In any network, it is a given that there will be loss. We’ve been making computers talk to each other for decades now, and that whole time scientists and engineers have been searching for better ways to compensate for weird things the network does to data in flight.
DALL-E, prompted “a lost packet in a computer network. minimal illustration, contemporary style, no text."
It’s been nearly 50 years since TCP was bestowed upon us, and for the most part it’s still the best we can do. Ignoring witchcraft like erasure codes, reliability is usually achieved through detection and retransmission. That is, if the sender thinks the receiver didn’t get a packet, it will just resend it. So, even when you roll your own reliability on top of UDP, it still usually ends up looking pretty similar to TCP. Even with all the improvements we’ve made, it’s still TCP.
Historically, this has worked pretty well. Network loss tends to be either sporadic or persistent. Once you’ve figured out collision and congestion, if you experience loss and a few retries don’t help then you’re probably out of luck.
But, what if you can’t retransmit that packet? What if that specific packet just can’t be delivered? The next packet arrives just fine. But retransmission isn’t helping the first one.
I was working on a project that involved processing high-bandwidth streaming data. Neither the data nor the processing matter, because today we were just playing some recorded data back to test network throughput. We had just upgraded the infrastructure, so we wanted to see what it could do.
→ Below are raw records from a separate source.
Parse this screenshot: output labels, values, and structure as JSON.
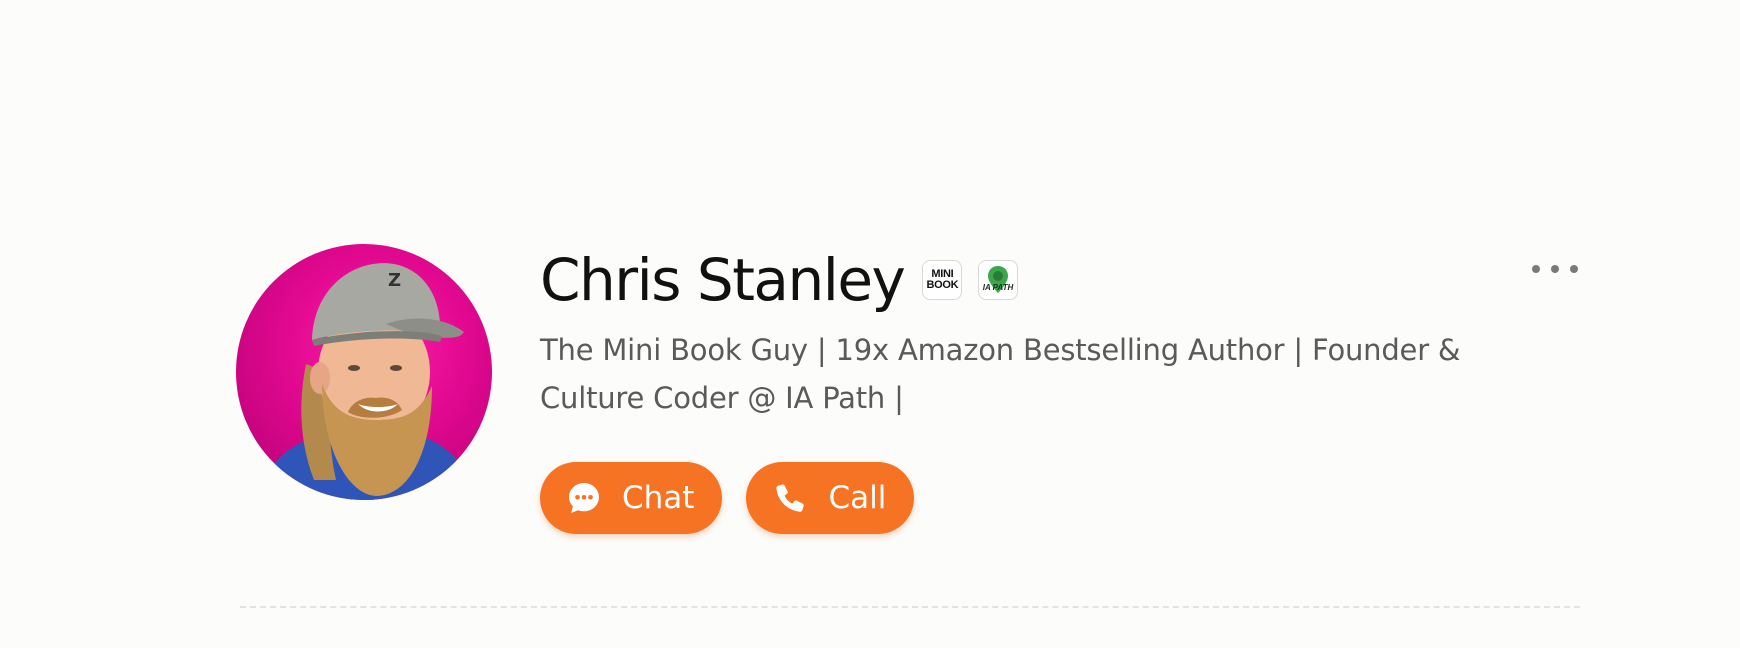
{
  "profile": {
    "name": "Chris Stanley",
    "bio": "The Mini Book Guy | 19x Amazon Bestselling Author | Founder & Culture Coder @ IA Path |",
    "badges": [
      {
        "label_line1": "MINI",
        "label_line2": "BOOK",
        "icon": "mini-book-logo"
      },
      {
        "label": "IA PATH",
        "icon": "ia-path-pin-logo"
      }
    ],
    "avatar_background": "#e0088f"
  },
  "actions": {
    "chat_label": "Chat",
    "chat_icon": "chat-bubble-icon",
    "call_label": "Call",
    "call_icon": "phone-icon",
    "accent_color": "#f57322"
  },
  "menu": {
    "icon": "more-options-icon"
  }
}
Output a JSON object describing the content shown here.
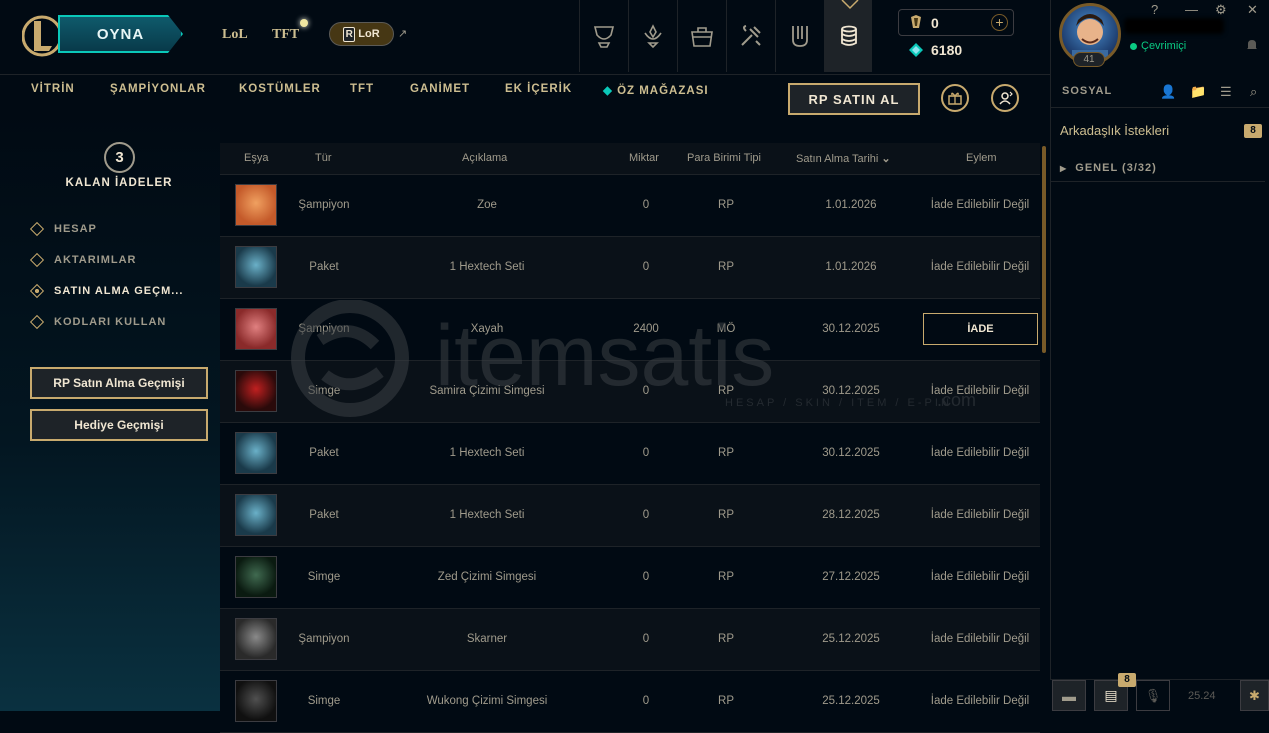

A file was stored on one machine, and some software to eat it was running somewhere else. Because we wanted to avoid head-of-line blocking in this application, we had a custom reliability protocol over UDP. We could tolerate a loss if it meant avoiding a latency spike.
We had a huge library of test data, and had been playing most of it back without problems. Occasional loss was normal and expected. However, there was one dataset that we found would always drop the first packet. Normally, we wouldn’t even notice this. But, this dataset had a lower packet rate so the delayed start was perceptible.
The first few times we observed this, we thought nothing of it. The network did something weird. But, it was repeatable. And the reliability protocol had more than enough time to compensate for a random loss event. Why didn’t it in this case?
We were convinced we had discovered a bug. We started turning knobs to figure out under which conditions it could be reproduced. The first thing we tried tuning was the packet size. Originally, we were sending packets with a payload of something like 32 KiB. What happens if it’s only 8 KiB? No bug. 64 KiB? Still bugged.
I figured there must be something wrong with how we’re handling large buffers in either the sender or receiver. I started staring at the code. I analyzed the unit tests for a gap. But both programs were simple enough and tested comprehensively enough that I was at a loss.
We eventually took the new code and ran it on the old infrastructure. It worked there. This is truly an enigma.
Something inspired another engineer to start twiddling bits. Somehow, he figured out that changing either of two adjacent bytes at a certain offset in the file could bypass the bug. I knew this had been a crucial discovery.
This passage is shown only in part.